Делать было нечего. Доктор двинулся обратно к подводе, которая поджидала нас в сотне шагов. Я хотел было уже последовать его примеру, когда заметил, что у камня, на котором сидел исправник, что-то блестит. И, наклонившись, я увидел ключ. Тот самый ключ, который лежал вчера в кармане у Петровского.
Находка вызвала множество вопросов, но я не стал торопиться с ответами на них. Просто сунул ключ в карман и зашагал вслед за доктором.
Пора было возвращаться к очевидным делам.
* * *Второй час дня. Весь городок уже знает о случившемся, и люди втихомолку подсмеиваются над нами. Мне уже приклеен ярлык фантазера и горького пьяницы, которому мерещится невесть что. С Григория Никаноровича взятки гладки: пошел на поводу у вздорного служащего (в конце концов, он же должностное лицо и обязан принимать меры), а тут такой пассаж. Да, не отнимешь у нашего исправника умения выходить сухим из воды, которого я начисто лишен. И даже Стариков, коего мне поручено допрашивать по поводу собаки – опять чертова собака! – не стесняется высказывать мне свое презрение.
– Вот, возводят на честного человека всякую напраслину, а сами-то, сами...
– Что – сами?
– Да ничего-с. Знаем мы таковских, как вы. Видали... Небось свалился с поезда бедняга, а вы его того... И обобрали. Все честь по чести.
У меня нет сил даже злиться.
– Что ты мелешь, старый дурак... – устало говорю я.

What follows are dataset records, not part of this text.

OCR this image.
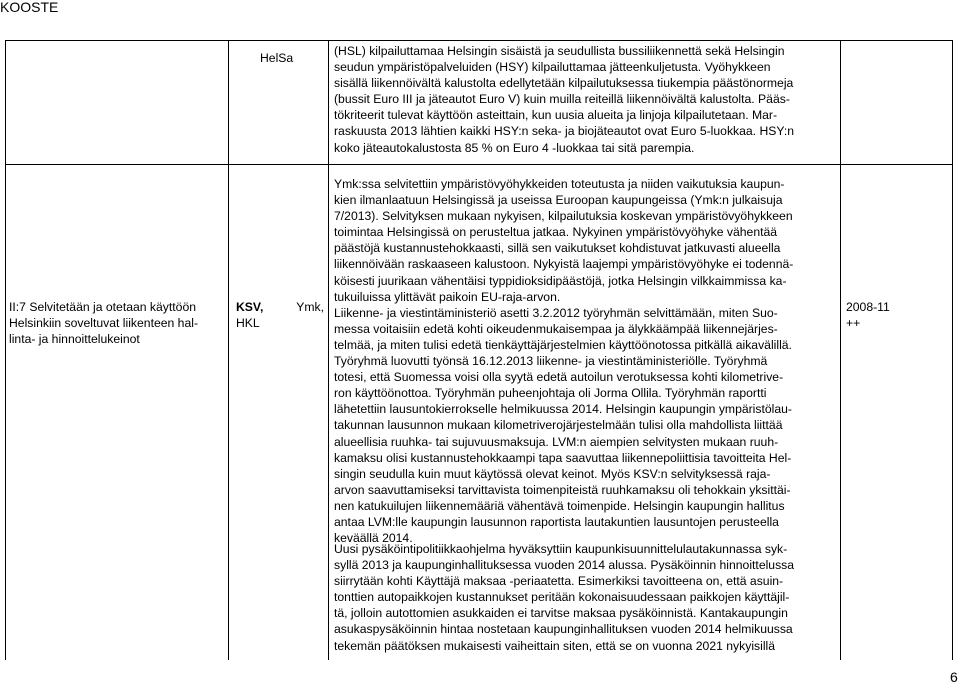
KOOSTE
HelSa	(HSL) kilpailuttamaa Helsingin sisäistä ja seudullista bussiliikennettä sekä Helsingin
seudun ympäristöpalveluiden (HSY) kilpailuttamaa jätteenkuljetusta. Vyöhykkeen
sisällä liikennöivältä kalustolta edellytetään kilpailutuksessa tiukempia päästönormeja
(bussit Euro III ja jäteautot Euro V) kuin muilla reiteillä liikennöivältä kalustolta. Pääs-
tökriteerit tulevat käyttöön asteittain, kun uusia alueita ja linjoja kilpailutetaan. Mar-
raskuusta 2013 lähtien kaikki HSY:n seka- ja biojäteautot ovat Euro 5-luokkaa. HSY:n
koko jäteautokalustosta 85 % on Euro 4 -luokkaa tai sitä parempia.
II:7 Selvitetään ja otetaan käyttöön
Helsinkiin soveltuvat liikenteen hal-
linta- ja hinnoittelukeinot
KSV,	Ymk,
HKL
Ymk:ssa selvitettiin ympäristövyöhykkeiden toteutusta ja niiden vaikutuksia kaupun-
kien ilmanlaatuun Helsingissä ja useissa Euroopan kaupungeissa (Ymk:n julkaisuja
7/2013). Selvityksen mukaan nykyisen, kilpailutuksia koskevan ympäristövyöhykkeen
toimintaa Helsingissä on perusteltua jatkaa. Nykyinen ympäristövyöhyke vähentää
päästöjä kustannustehokkaasti, sillä sen vaikutukset kohdistuvat jatkuvasti alueella
liikennöivään raskaaseen kalustoon. Nykyistä laajempi ympäristövyöhyke ei todennä-
köisesti juurikaan vähentäisi typpidioksidipäästöjä, jotka Helsingin vilkkaimmissa ka-
tukuiluissa ylittävät paikoin EU-raja-arvon.
Liikenne- ja viestintäministeriö asetti 3.2.2012 työryhmän selvittämään, miten Suo-
messa voitaisiin edetä kohti oikeudenmukaisempaa ja älykkäämpää liikennejärjes-
telmää, ja miten tulisi edetä tienkäyttäjärjestelmien käyttöönotossa pitkällä aikavälillä.
Työryhmä luovutti työnsä 16.12.2013 liikenne- ja viestintäministeriölle. Työryhmä
totesi, että Suomessa voisi olla syytä edetä autoilun verotuksessa kohti kilometrive-
ron käyttöönottoa. Työryhmän puheenjohtaja oli Jorma Ollila. Työryhmän raportti
lähetettiin lausuntokierrokselle helmikuussa 2014. Helsingin kaupungin ympäristölau-
takunnan lausunnon mukaan kilometriverojärjestelmään tulisi olla mahdollista liittää
alueellisia ruuhka- tai sujuvuusmaksuja. LVM:n aiempien selvitysten mukaan ruuh-
kamaksu olisi kustannustehokkaampi tapa saavuttaa liikennepoliittisia tavoitteita Hel-
singin seudulla kuin muut käytössä olevat keinot. Myös KSV:n selvityksessä raja-
arvon saavuttamiseksi tarvittavista toimenpiteistä ruuhkamaksu oli tehokkain yksittäi-
nen katukuilujen liikennemääriä vähentävä toimenpide. Helsingin kaupungin hallitus
antaa LVM:lle kaupungin lausunnon raportista lautakuntien lausuntojen perusteella
keväällä 2014.
Uusi pysäköintipolitiikkaohjelma hyväksyttiin kaupunkisuunnittelulautakunnassa syk-
syllä 2013 ja kaupunginhallituksessa vuoden 2014 alussa. Pysäköinnin hinnoittelussa
siirrytään kohti Käyttäjä maksaa -periaatetta. Esimerkiksi tavoitteena on, että asuin-
tonttien autopaikkojen kustannukset peritään kokonaisuudessaan paikkojen käyttäjil-
tä, jolloin autottomien asukkaiden ei tarvitse maksaa pysäköinnistä. Kantakaupungin
asukaspysäköinnin hintaa nostetaan kaupunginhallituksen vuoden 2014 helmikuussa
tekemän päätöksen mukaisesti vaiheittain siten, että se on vuonna 2021 nykyisillä
2008-11
++
6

– Вот-вот, таковы они, в университетах учились которые! Только бы и оскорблять честного человека...
– Вы сына до самоубийства довели. Считаете себя честным?
Вместо ответа Стариков принимается выть, голосить, скулить, как собака. Слезы катятся по его бугристому, красному от пьянства носу... Старик жалок и омерзителен одновременно. А я смотрю мимо него и лениво размышляю, что раз уж Стариков додумался до обвинения меня в убийстве, то не исключено, что вскоре все соседские кумушки будут судачить о том же. М-да-с... Тяжелые мне предстоят времена.
– Ладно, хватит! Довольно, милостивый государь. Лучше расскажите, где вы были вчера утром приблизительно до полудня.
Он утирает слезы. Затравленно смотрит на меня.
– Господин Марсильяк... Ваше благородие... Чтоб я... Как на духу...
– Вы были вчера в лепехинском лесу? Предупреждаю, запирательство бесполезно, вас видели...
Старый трюк, и какой дешевый... Но срабатывает безотказно.
– Ну и что, что видели... – обиженно говорит Стариков. – Я ничего такого не делал.
– А что же вы делали?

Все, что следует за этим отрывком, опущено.